I don’t anticipate a lot of “likes” on this post.  As I’ve said before, stories that appeal to our human side and are warm and fuzzy get the most people hitting that button not only on my blog but on others that I regularly read.  I understand that since I often make my “like” decisions based on whether I walk away smiling or thinking.

This is one of those “thinking” posts and it deals with one of the most banal of all subjects – economics.  I probably wouldn’t have even gotten your attention if I hadn’t changed the title to include a reference to the lottery.  But I promise to make this as painless as possible.

I have decided to use the explanation of how taxes affect productivity using the example of the lottery because for the many who have never run their own business this is an easy example for them to understand.

So what is a lottery?  If you have followed for some time you’ve probably heard my definition of it that for most Americans it is one of the two ways they view becoming wealthy.  The other one is filing a law suit.

The actual definition is “that it is a game of chance in which players pool their money which is then redistributed in a small number of large prizes after the promoters deduct their fees for operating the game.”  I think we all understand the concept.  It is nothing more or less than a scheme for wealth redistribution.

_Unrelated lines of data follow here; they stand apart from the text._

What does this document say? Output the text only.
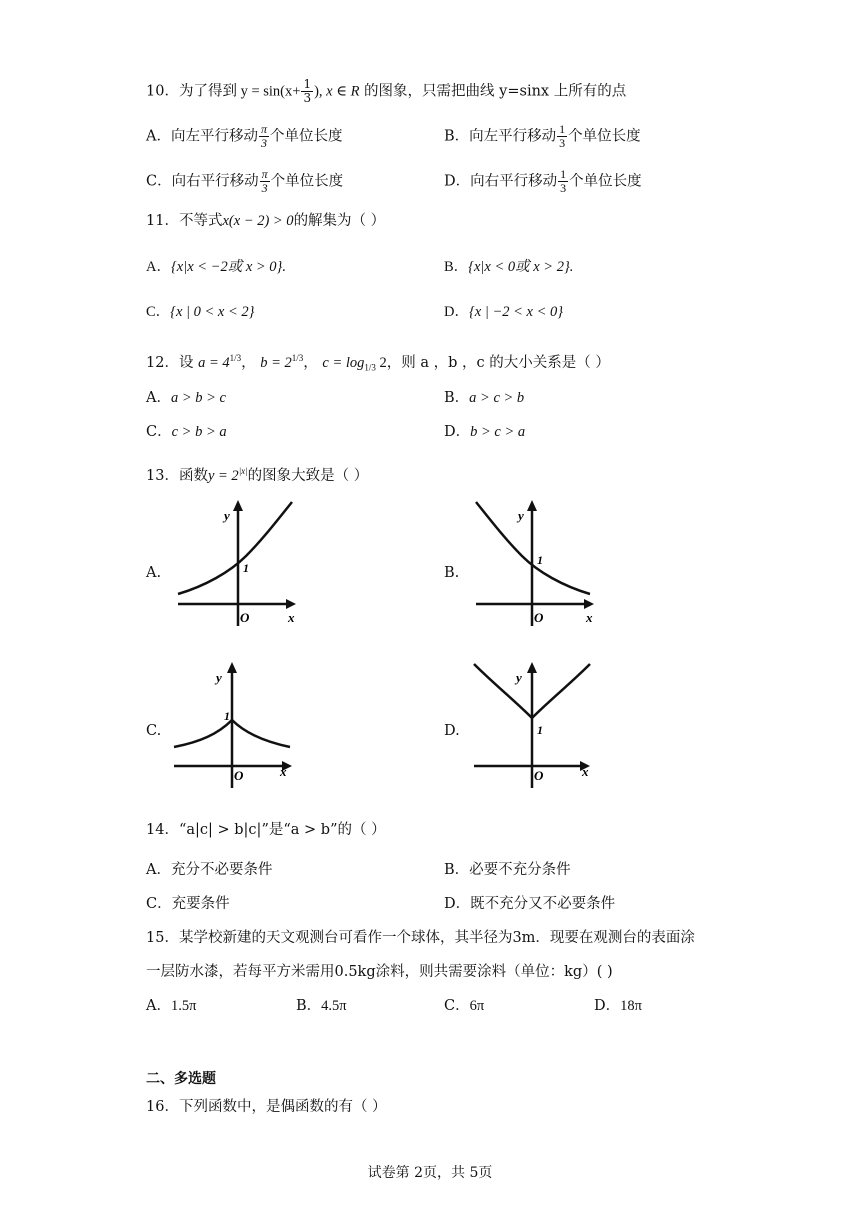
10．为了得到 $y = \sin(x+ \frac{1}{3}$ ), x ∈ R 的图象，只需把曲线 y=sinx 上所有的点
A．向左平行移动 $\frac{\pi}{3}$ 个单位长度	B．向左平行移动 $\frac{1}{3}$ 个单位长度
C．向右平行移动 $\frac{\pi}{3}$ 个单位长度	D．向右平行移动 $\frac{1}{3}$ 个单位长度
11．不等式x(x − 2) > 0的解集为（ ）
A．{x|x < −2或 x > 0}.	B．{x|x < 0或 x > 2}.
C．{x | 0 < x < 2}	D．{x | −2 < x < 0}
12．设 $a = 4^{1/3}$， $b = 2^{1/3}$， $c = \log_{1/3} 2$，则 a ，b ，c 的大小关系是（ ）
A．a > b > c	B．a > c > b
C．c > b > a	D．b > c > a
13．函数$y = 2^{|x|}$的图象大致是（ ）
A.	B.
C.	D.
y
x
O
1
y
x
O
1
y
x
O
1
y
x
O
1
14．“a|c| > b|c|”是“a > b”的（ ）
A．充分不必要条件	B．必要不充分条件
C．充要条件	D．既不充分又不必要条件
15．某学校新建的天文观测台可看作一个球体，其半径为3m．现要在观测台的表面涂
一层防水漆，若每平方米需用0.5kg涂料，则共需要涂料（单位：kg）( )
A．1.5π	B．4.5π	C．6π	D．18π
二、多选题
16．下列函数中，是偶函数的有（ ）
试卷第 2页，共 5页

I am always bothered when I hear people say that they “invested” X number of dollars in a lottery drawing.  Sadly, this speaks to the extreme lack of financial education that most Americans share.  This is a “gamble” not an “investment” and I am in no way passing judgment on whether gambling is good, bad or indifferent.  I mean, after all, I live in Las Vegas.

So these are the economic realities of the lottery.  You buy a ticket for two dollars.  The operators (the inter-state Lottery System) immediately pocket one dollar to cover profit and operating expenses.  (Fifty percent of your money just disappeared when you completed your purchase).  The remaining dollar gets added to the prize pool.

Now that one remaining dollar “investment” is still working for you.  You have approximately a 1/175,000,000 chance of hitting the jackpot – although you might collect a smaller prize.

Fortunately for you, you were born under a lucky star and are one of the two winners of the grand prize.  You and the other winner both decide to accept the lump sum option of $384 Million which is split between you.  (Please note that this represents a 35% reduction from the advertised $587 Million amount you would have received if you took your prize as a 30 year annuity).

And now, of course, you owe taxes on your winnings to both the Federal government and, for most winners, to the state in which they reside.  So the gross amount of your prize of $192 Million each now shrinks by an additional 35% to become $125 Million.  Still, that’s more money than you had in your checking accounting the last time you balanced your bank statement so you’re a very happy camper and are probably debating which color you should choose for your new Ferrari.

If you opened a bank account with a deposit of $1,000 and got your statement at the end of the month and the bank had “charged” you $500 for opening the account, then an additional $175 for “maintenance fees” and then an additional $113.75 for “miscellaneous fees” leaving you with a balance of $211.25, you would probably be screaming at the top of your lungs that you were “ripped off” – and you would be correct.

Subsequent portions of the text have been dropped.